Is it possible to change the default value of a primitive data type?

Question

I recently created a generic Matrix<T> class that acts as a wrapper around a List<List<T>> collection. As far as I can tell, this class is working perfectly. I am running into a slight problem though regarding the default values of the T's.

I create an instance of Matrix<int>(3, 3), which creates a 3x3 matrix of ints, all defaulted to 0 using default(T). I know that value types (which include primitives) default to a 0 equivalent, and reference types default to null. I was wondering if it was possible to change this default value so that if a value type is passed into the Matrix, it would be populated with 5's for example, instead of 0's.

I tried creating my own struct (value type), but due to not being able to use parameterless constructors inside structs, I cannot find a way to change the default value from 0.

I suspect changing the default value is not possible, and I will have to loop through the Matrix cell by cell after it has been instantiated, but I wanted to ask on here just in case before I do that.

Answer 1

 public Matrix(int width, int height) : this(width, height, default(T)) {}
 public Matrix(int width, int height, T defaultValue)
 {
     List<T> rows = new List<T>(height);
     for (int i = 0; i < height; i++)
     {
         List<T> columns = new List<T>(width);
         for (int j = 0; j < width; j++)
         { columns.Add(defaultValue); }
         rows.Add(columns);
     }
     // store `rows` wherever you are storing it internally.
 }

But as Joseph says, there's no way of setting what default(T) evaluates to.

Answer 2

There's no way to change the default value like how you're describing.
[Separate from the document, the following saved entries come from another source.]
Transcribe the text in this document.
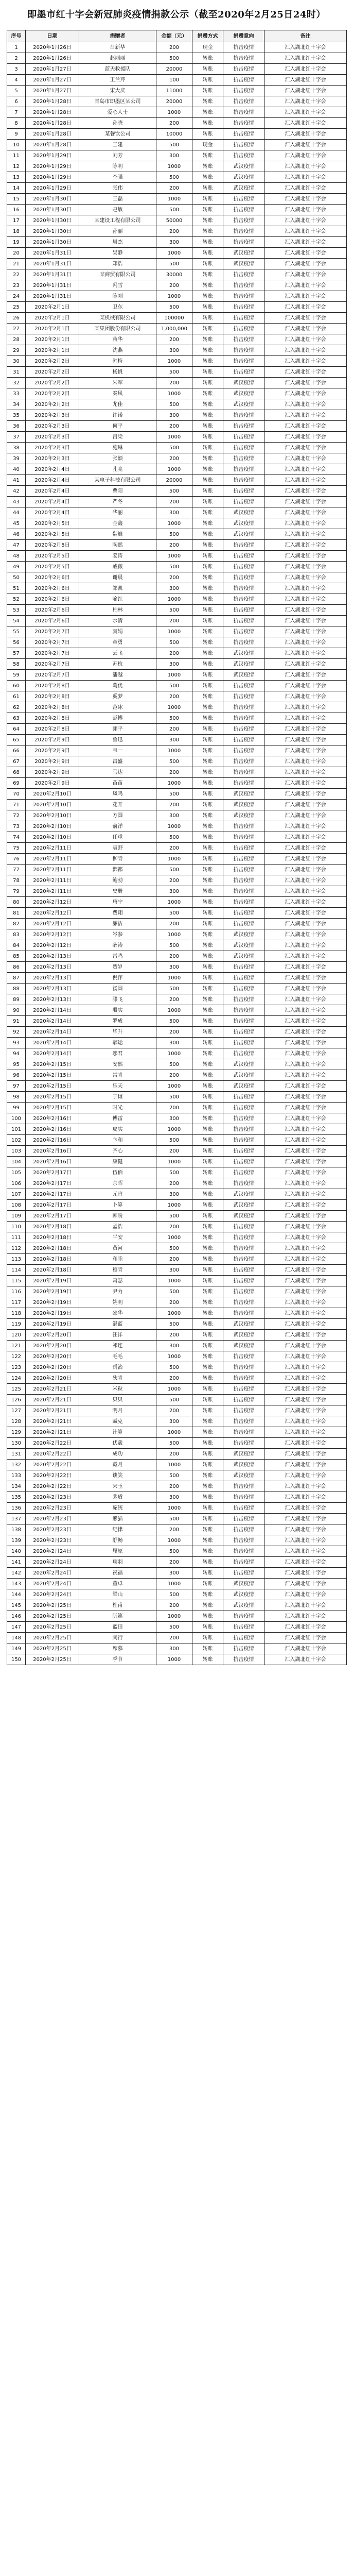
即墨市红十字会新冠肺炎疫情捐款公示（截至2020年2月25日24时）
序号	日期	捐赠者	金额（元）	捐赠方式	捐赠意向	备注
1	2020年1月26日	吕新华	200	现金	抗击疫情	汇入湖北红十字会
2	2020年1月26日	赵丽丽	500	转账	抗击疫情	汇入湖北红十字会
3	2020年1月27日	蓝天救援队	20000	转账	抗击疫情	汇入湖北红十字会
4	2020年1月27日	王兰芹	100	转账	抗击疫情	汇入湖北红十字会
5	2020年1月27日	宋大庆	11000	转账	抗击疫情	汇入湖北红十字会
6	2020年1月28日	青岛市即墨区某公司	20000	转账	抗击疫情	汇入湖北红十字会
7	2020年1月28日	爱心人士	1000	转账	抗击疫情	汇入湖北红十字会
8	2020年1月28日	孙晓	200	转账	抗击疫情	汇入湖北红十字会
9	2020年1月28日	某餐饮公司	10000	转账	抗击疫情	汇入湖北红十字会
10	2020年1月28日	王建	500	现金	抗击疫情	汇入湖北红十字会
11	2020年1月29日	刘芳	300	转账	抗击疫情	汇入湖北红十字会
12	2020年1月29日	陈明	1000	转账	武汉疫情	汇入湖北红十字会
13	2020年1月29日	李强	500	转账	武汉疫情	汇入湖北红十字会
14	2020年1月29日	张伟	200	转账	武汉疫情	汇入湖北红十字会
15	2020年1月30日	王磊	1000	转账	抗击疫情	汇入湖北红十字会
16	2020年1月30日	赵敏	500	转账	抗击疫情	汇入湖北红十字会
17	2020年1月30日	某建设工程有限公司	50000	转账	抗击疫情	汇入湖北红十字会
18	2020年1月30日	孙丽	200	转账	抗击疫情	汇入湖北红十字会
19	2020年1月30日	周杰	300	转账	抗击疫情	汇入湖北红十字会
20	2020年1月31日	吴静	1000	转账	武汉疫情	汇入湖北红十字会
21	2020年1月31日	郑浩	500	转账	武汉疫情	汇入湖北红十字会
22	2020年1月31日	某商贸有限公司	30000	转账	抗击疫情	汇入湖北红十字会
23	2020年1月31日	冯雪	200	转账	抗击疫情	汇入湖北红十字会
24	2020年1月31日	陈刚	1000	转账	抗击疫情	汇入湖北红十字会
25	2020年2月1日	卫东	500	转账	抗击疫情	汇入湖北红十字会
26	2020年2月1日	某机械有限公司	100000	转账	抗击疫情	汇入湖北红十字会
27	2020年2月1日	某集团股份有限公司	1,000,000	转账	抗击疫情	汇入湖北红十字会
28	2020年2月1日	蒋华	200	转账	抗击疫情	汇入湖北红十字会
29	2020年2月1日	沈燕	300	转账	抗击疫情	汇入湖北红十字会
30	2020年2月2日	韩梅	1000	转账	抗击疫情	汇入湖北红十字会
31	2020年2月2日	杨帆	500	转账	抗击疫情	汇入湖北红十字会
32	2020年2月2日	朱军	200	转账	武汉疫情	汇入湖北红十字会
33	2020年2月2日	秦风	1000	转账	武汉疫情	汇入湖北红十字会
34	2020年2月2日	尤佳	500	转账	武汉疫情	汇入湖北红十字会
35	2020年2月3日	许诺	300	转账	抗击疫情	汇入湖北红十字会
36	2020年2月3日	何平	200	转账	抗击疫情	汇入湖北红十字会
37	2020年2月3日	吕梁	1000	转账	抗击疫情	汇入湖北红十字会
38	2020年2月3日	施琳	500	转账	抗击疫情	汇入湖北红十字会
39	2020年2月3日	张颖	200	转账	抗击疫情	汇入湖北红十字会
40	2020年2月4日	孔亮	1000	转账	抗击疫情	汇入湖北红十字会
41	2020年2月4日	某电子科技有限公司	20000	转账	抗击疫情	汇入湖北红十字会
42	2020年2月4日	曹阳	500	转账	抗击疫情	汇入湖北红十字会
43	2020年2月4日	严冬	200	转账	抗击疫情	汇入湖北红十字会
44	2020年2月4日	华丽	300	转账	武汉疫情	汇入湖北红十字会
45	2020年2月5日	金鑫	1000	转账	武汉疫情	汇入湖北红十字会
46	2020年2月5日	魏巍	500	转账	武汉疫情	汇入湖北红十字会
47	2020年2月5日	陶然	200	转账	抗击疫情	汇入湖北红十字会
48	2020年2月5日	姜涛	1000	转账	抗击疫情	汇入湖北红十字会
49	2020年2月5日	戚薇	500	转账	抗击疫情	汇入湖北红十字会
50	2020年2月6日	谢晨	200	转账	抗击疫情	汇入湖北红十字会
51	2020年2月6日	邹凯	300	转账	抗击疫情	汇入湖北红十字会
52	2020年2月6日	喻红	1000	转账	抗击疫情	汇入湖北红十字会
53	2020年2月6日	柏林	500	转账	抗击疫情	汇入湖北红十字会
54	2020年2月6日	水清	200	转账	抗击疫情	汇入湖北红十字会
55	2020年2月7日	窦娟	1000	转账	抗击疫情	汇入湖北红十字会
56	2020年2月7日	章勇	500	转账	抗击疫情	汇入湖北红十字会
57	2020年2月7日	云飞	200	转账	武汉疫情	汇入湖北红十字会
58	2020年2月7日	苏杭	300	转账	武汉疫情	汇入湖北红十字会
59	2020年2月7日	潘越	1000	转账	武汉疫情	汇入湖北红十字会
60	2020年2月8日	葛优	500	转账	抗击疫情	汇入湖北红十字会
61	2020年2月8日	奚梦	200	转账	抗击疫情	汇入湖北红十字会
62	2020年2月8日	范冰	1000	转账	抗击疫情	汇入湖北红十字会
63	2020年2月8日	彭博	500	转账	抗击疫情	汇入湖北红十字会
64	2020年2月8日	郎平	200	转账	抗击疫情	汇入湖北红十字会
65	2020年2月9日	鲁迅	300	转账	抗击疫情	汇入湖北红十字会
66	2020年2月9日	韦一	1000	转账	抗击疫情	汇入湖北红十字会
67	2020年2月9日	昌盛	500	转账	抗击疫情	汇入湖北红十字会
68	2020年2月9日	马达	200	转账	抗击疫情	汇入湖北红十字会
69	2020年2月9日	苗苗	1000	转账	抗击疫情	汇入湖北红十字会
70	2020年2月10日	凤鸣	500	转账	武汉疫情	汇入湖北红十字会
71	2020年2月10日	花开	200	转账	武汉疫情	汇入湖北红十字会
72	2020年2月10日	方圆	300	转账	武汉疫情	汇入湖北红十字会
73	2020年2月10日	俞洋	1000	转账	抗击疫情	汇入湖北红十字会
74	2020年2月10日	任重	500	转账	抗击疫情	汇入湖北红十字会
75	2020年2月11日	袁野	200	转账	抗击疫情	汇入湖北红十字会
76	2020年2月11日	柳青	1000	转账	抗击疫情	汇入湖北红十字会
77	2020年2月11日	酆都	500	转账	抗击疫情	汇入湖北红十字会
78	2020年2月11日	鲍勃	200	转账	抗击疫情	汇入湖北红十字会
79	2020年2月11日	史册	300	转账	抗击疫情	汇入湖北红十字会
80	2020年2月12日	唐宁	1000	转账	抗击疫情	汇入湖北红十字会
81	2020年2月12日	费翔	500	转账	抗击疫情	汇入湖北红十字会
82	2020年2月12日	廉洁	200	转账	抗击疫情	汇入湖北红十字会
83	2020年2月12日	岑参	1000	转账	武汉疫情	汇入湖北红十字会
84	2020年2月12日	薛涛	500	转账	武汉疫情	汇入湖北红十字会
85	2020年2月13日	雷鸣	200	转账	武汉疫情	汇入湖北红十字会
86	2020年2月13日	贺岁	300	转账	抗击疫情	汇入湖北红十字会
87	2020年2月13日	倪萍	1000	转账	抗击疫情	汇入湖北红十字会
88	2020年2月13日	汤圆	500	转账	抗击疫情	汇入湖北红十字会
89	2020年2月13日	滕飞	200	转账	抗击疫情	汇入湖北红十字会
90	2020年2月14日	殷实	1000	转账	抗击疫情	汇入湖北红十字会
91	2020年2月14日	罗成	500	转账	抗击疫情	汇入湖北红十字会
92	2020年2月14日	毕升	200	转账	抗击疫情	汇入湖北红十字会
93	2020年2月14日	郝运	300	转账	抗击疫情	汇入湖北红十字会
94	2020年2月14日	邬君	1000	转账	抗击疫情	汇入湖北红十字会
95	2020年2月15日	安然	500	转账	武汉疫情	汇入湖北红十字会
96	2020年2月15日	常青	200	转账	武汉疫情	汇入湖北红十字会
97	2020年2月15日	乐天	1000	转账	武汉疫情	汇入湖北红十字会
98	2020年2月15日	于谦	500	转账	抗击疫情	汇入湖北红十字会
99	2020年2月15日	时光	200	转账	抗击疫情	汇入湖北红十字会
100	2020年2月16日	傅雷	300	转账	抗击疫情	汇入湖北红十字会
101	2020年2月16日	皮实	1000	转账	抗击疫情	汇入湖北红十字会
102	2020年2月16日	卞和	500	转账	抗击疫情	汇入湖北红十字会
103	2020年2月16日	齐心	200	转账	抗击疫情	汇入湖北红十字会
104	2020年2月16日	康健	1000	转账	抗击疫情	汇入湖北红十字会
105	2020年2月17日	伍佰	500	转账	抗击疫情	汇入湖北红十字会
106	2020年2月17日	余晖	200	转账	抗击疫情	汇入湖北红十字会
107	2020年2月17日	元宵	300	转账	武汉疫情	汇入湖北红十字会
108	2020年2月17日	卜算	1000	转账	武汉疫情	汇入湖北红十字会
109	2020年2月17日	顾盼	500	转账	武汉疫情	汇入湖北红十字会
110	2020年2月18日	孟浩	200	转账	抗击疫情	汇入湖北红十字会
111	2020年2月18日	平安	1000	转账	抗击疫情	汇入湖北红十字会
112	2020年2月18日	黄河	500	转账	抗击疫情	汇入湖北红十字会
113	2020年2月18日	和睦	200	转账	抗击疫情	汇入湖北红十字会
114	2020年2月18日	穆青	300	转账	抗击疫情	汇入湖北红十字会
115	2020年2月19日	萧瑟	1000	转账	抗击疫情	汇入湖北红十字会
116	2020年2月19日	尹力	500	转账	抗击疫情	汇入湖北红十字会
117	2020年2月19日	姚明	200	转账	抗击疫情	汇入湖北红十字会
118	2020年2月19日	邵华	1000	转账	抗击疫情	汇入湖北红十字会
119	2020年2月19日	湛蓝	500	转账	武汉疫情	汇入湖北红十字会
120	2020年2月20日	汪洋	200	转账	武汉疫情	汇入湖北红十字会
121	2020年2月20日	祁连	300	转账	武汉疫情	汇入湖北红十字会
122	2020年2月20日	毛毛	1000	转账	抗击疫情	汇入湖北红十字会
123	2020年2月20日	禹治	500	转账	抗击疫情	汇入湖北红十字会
124	2020年2月20日	狄青	200	转账	抗击疫情	汇入湖北红十字会
125	2020年2月21日	米粒	1000	转账	抗击疫情	汇入湖北红十字会
126	2020年2月21日	贝贝	500	转账	抗击疫情	汇入湖北红十字会
127	2020年2月21日	明月	200	转账	抗击疫情	汇入湖北红十字会
128	2020年2月21日	臧克	300	转账	抗击疫情	汇入湖北红十字会
129	2020年2月21日	计算	1000	转账	抗击疫情	汇入湖北红十字会
130	2020年2月22日	伏羲	500	转账	抗击疫情	汇入湖北红十字会
131	2020年2月22日	成功	200	转账	武汉疫情	汇入湖北红十字会
132	2020年2月22日	戴月	1000	转账	武汉疫情	汇入湖北红十字会
133	2020年2月22日	谈笑	500	转账	武汉疫情	汇入湖北红十字会
134	2020年2月22日	宋玉	200	转账	抗击疫情	汇入湖北红十字会
135	2020年2月23日	茅盾	300	转账	抗击疫情	汇入湖北红十字会
136	2020年2月23日	庞统	1000	转账	抗击疫情	汇入湖北红十字会
137	2020年2月23日	熊猫	500	转账	抗击疫情	汇入湖北红十字会
138	2020年2月23日	纪律	200	转账	抗击疫情	汇入湖北红十字会
139	2020年2月23日	舒畅	1000	转账	抗击疫情	汇入湖北红十字会
140	2020年2月24日	屈原	500	转账	抗击疫情	汇入湖北红十字会
141	2020年2月24日	项羽	200	转账	抗击疫情	汇入湖北红十字会
142	2020年2月24日	祝福	300	转账	抗击疫情	汇入湖北红十字会
143	2020年2月24日	董卓	1000	转账	武汉疫情	汇入湖北红十字会
144	2020年2月24日	梁山	500	转账	武汉疫情	汇入湖北红十字会
145	2020年2月25日	杜甫	200	转账	武汉疫情	汇入湖北红十字会
146	2020年2月25日	阮籍	1000	转账	抗击疫情	汇入湖北红十字会
147	2020年2月25日	蓝田	500	转账	抗击疫情	汇入湖北红十字会
148	2020年2月25日	闵行	200	转账	抗击疫情	汇入湖北红十字会
149	2020年2月25日	席慕	300	转账	抗击疫情	汇入湖北红十字会
150	2020年2月25日	季节	1000	转账	抗击疫情	汇入湖北红十字会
var someInt = default(int); //this will always be 0, you can't change it
var someReference = default(SomeClass); //this will always be null

Here's an msdn article on it, although it's not much more descriptive than what's already been said unfortunately.

Answer 3

You can make a structure that encapsulates it's value and only exposes it with an offset of the default value that you want:

public struct DefaultFiveInteger {

   private int _value;

   public DefaultFiveInteger(int value) {
      _value = x - 5;
   }

   public static implicit operator int(DefaultFiveInteger x) {
      return x._value + 5;
   }

   public static implicit operator DefaultFiveInteger(int x) {
      return new DefaultFiveInteger(x);
   }

}

Now you can declare a variable that is initialised to the default value (0), and it will return the value with the offset:

DefaultFiveInteger x;
Console.Write(x);

Output:

5

Answer 4

Well since you're looking at structs already, you could simulate a default value as follows:

public struct MyInt
{
    private int _defaultInt;
    public int DefaultInt
    {
        get
        {
            if (_defaultInt == 0)
                return 5;
            else
                return _defaultInt;
        }
        set
        {
            _defaultInt = value;
        }
    }
}

Answer 5

My understanding of the implementation of default(T) is that the runtime, by default, zeros out the memory as the application requests it, and C# just allocates the space without ever overwriting the zeros. It just so happens that the default values of non-numeric types (e.g. the null reference, false) are represented as zeros in memory. This can lead to some weird behavior; for example, default(MyEnumType) will be zero even if you never specified an enum value to be equal to zero.

Answer 6

Combining Guffa's and DougJones ideas you could offset a properties backing member.

public struct MyInt
{
    private const int INT_DEFAULT = 5;
    private int _defaultInt;
    public int DefaultInt
    {
        get { return _defaultInt + INT_DEFAULT; }
        set { _defaultInt = value - INT_DEFAULT; }
    }
}